At times the exhibition feels like a disappointing house clearance sale. There are some contemporary paintings included in the selection. Among the best are by Jock McFadyen and David Hepher, who inject a sense of a wider, rougher, London – a place where people live, work, play and even misbehave. The latter’s vast canvases, arranged as a triptych, dominate the lower section of the gallery. (The artist made a gift of these works to the Guildhall, the largest in its recent history, in 2022.) For much of Hepher’s career he has been painting the tower blocks of Camberwell which form the immediate backdrop to his house and studio. But if the modernist estate is familiar, here rendered purposely repetitive, these works from 2013–2014 inject another element – a textural link to the subject matter. A scattering of graffiti covers and adds colour to the rough cast surface of the canvases, which have been built up with concrete in the mix.

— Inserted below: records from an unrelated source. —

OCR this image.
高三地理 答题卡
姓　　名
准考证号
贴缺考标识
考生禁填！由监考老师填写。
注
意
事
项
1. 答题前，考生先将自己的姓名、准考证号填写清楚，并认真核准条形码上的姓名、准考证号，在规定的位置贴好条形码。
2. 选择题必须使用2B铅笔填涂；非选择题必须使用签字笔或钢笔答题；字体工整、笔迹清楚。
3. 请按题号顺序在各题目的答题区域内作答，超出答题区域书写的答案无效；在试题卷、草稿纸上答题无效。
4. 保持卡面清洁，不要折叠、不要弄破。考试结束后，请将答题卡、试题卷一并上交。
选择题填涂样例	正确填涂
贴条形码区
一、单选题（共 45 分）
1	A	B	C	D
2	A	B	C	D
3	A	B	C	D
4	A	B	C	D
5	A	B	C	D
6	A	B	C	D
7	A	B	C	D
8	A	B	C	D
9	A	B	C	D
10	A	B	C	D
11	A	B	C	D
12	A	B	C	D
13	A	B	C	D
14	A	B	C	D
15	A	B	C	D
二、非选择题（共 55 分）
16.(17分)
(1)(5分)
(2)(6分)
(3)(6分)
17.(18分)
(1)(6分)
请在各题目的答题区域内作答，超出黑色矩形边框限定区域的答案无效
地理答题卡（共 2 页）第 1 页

It is the anonymity of these blocks, and yet their innumerable distinguishing marks, which attracts Hepher to the subject – ‘I just paint what is around me.’ These are the ultimate urban landscapes, unmediated. They suggest a disjointed echo to the society set-pieces, huge assemblies of anonymous, but chosen, individuals seated or standing at interminable events. Cheered by Hepher’s contribution, I began to search the walls for other archetypal 20th-century London artists; would there be a Leon Kossoff, perhaps showing Smithfield or Christ Church Spitalfields whipped into shadowy existence in deep impasto? But no. There are no loans to be seen, and little evidence of a curator to ask for them.

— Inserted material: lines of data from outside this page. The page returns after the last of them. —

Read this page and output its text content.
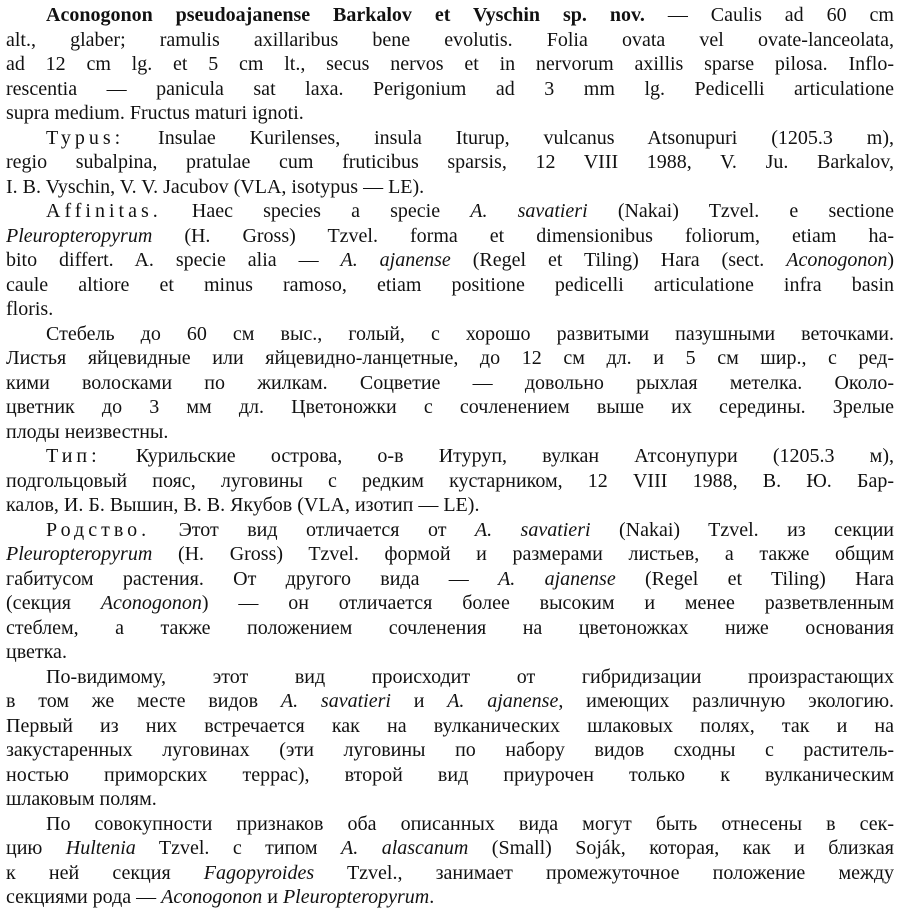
Aconogonon pseudoajanense Barkalov et Vyschin sp. nov. — Caulis ad 60 cm
alt., glaber; ramulis axillaribus bene evolutis. Folia ovata vel ovate-lanceolata,
ad 12 cm lg. et 5 cm lt., secus nervos et in nervorum axillis sparse pilosa. Inflo-
rescentia — panicula sat laxa. Perigonium ad 3 mm lg. Pedicelli articulatione
supra medium. Fructus maturi ignoti.
Typus: Insulae Kurilenses, insula Iturup, vulcanus Atsonupuri (1205.3 m),
regio subalpina, pratulae cum fruticibus sparsis, 12 VIII 1988, V. Ju. Barkalov,
I. B. Vyschin, V. V. Jacubov (VLA, isotypus — LE).
Affinitas. Haec species a specie A. savatieri (Nakai) Tzvel. e sectione
Pleuropteropyrum (H. Gross) Tzvel. forma et dimensionibus foliorum, etiam ha-
bito differt. A. specie alia — A. ajanense (Regel et Tiling) Hara (sect. Aconogonon)
caule altiore et minus ramoso, etiam positione pedicelli articulatione infra basin
floris.
Стебель до 60 см выс., голый, с хорошо развитыми пазушными веточками.
Листья яйцевидные или яйцевидно-ланцетные, до 12 см дл. и 5 см шир., с ред-
кими волосками по жилкам. Соцветие — довольно рыхлая метелка. Около-
цветник до 3 мм дл. Цветоножки с сочленением выше их середины. Зрелые
плоды неизвестны.
Тип: Курильские острова, о-в Итуруп, вулкан Атсонупури (1205.3 м),
подгольцовый пояс, луговины с редким кустарником, 12 VIII 1988, В. Ю. Бар-
калов, И. Б. Вышин, В. В. Якубов (VLA, изотип — LE).
Родство. Этот вид отличается от A. savatieri (Nakai) Tzvel. из секции
Pleuropteropyrum (H. Gross) Tzvel. формой и размерами листьев, а также общим
габитусом растения. От другого вида — A. ajanense (Regel et Tiling) Hara
(секция Aconogonon) — он отличается более высоким и менее разветвленным
стеблем, а также положением сочленения на цветоножках ниже основания
цветка.
По-видимому, этот вид происходит от гибридизации произрастающих
в том же месте видов A. savatieri и A. ajanense, имеющих различную экологию.
Первый из них встречается как на вулканических шлаковых полях, так и на
закустаренных луговинах (эти луговины по набору видов сходны с раститель-
ностью приморских террас), второй вид приурочен только к вулканическим
шлаковым полям.
По совокупности признаков оба описанных вида могут быть отнесены в сек-
цию Hultenia Tzvel. с типом A. alascanum (Small) Soják, которая, как и близкая
к ней секция Fagopyroides Tzvel., занимает промежуточное положение между
секциями рода — Aconogonon и Pleuropteropyrum.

Before leaving the Guildhall Art Gallery, I suggest you continue walking downstairs. Scarcely signalled is another huge event, well below. The Roman amphitheatre site excavated during the 1980s as part of building works in Guildhall Square opened to the public only in 2002 and so discreetly that visitors to the gallery can easily miss it.
As the City soars (and ‘The Big City’ exhibition pays no attention to the recent and pending very big additions to its skyline) it is surely time to look down, to make more of the wealth of Roman structures scattered throughout the square mile and beyond. Until the Bloomberg building began to feature the London Mithraeum with admirable panache, all this was distinctly undersold. So, may I propose ‘Rome in the City’? Now that could be some big exhibition.
‘The Big City’ is at the Guildhall Art Gallery until 23 April.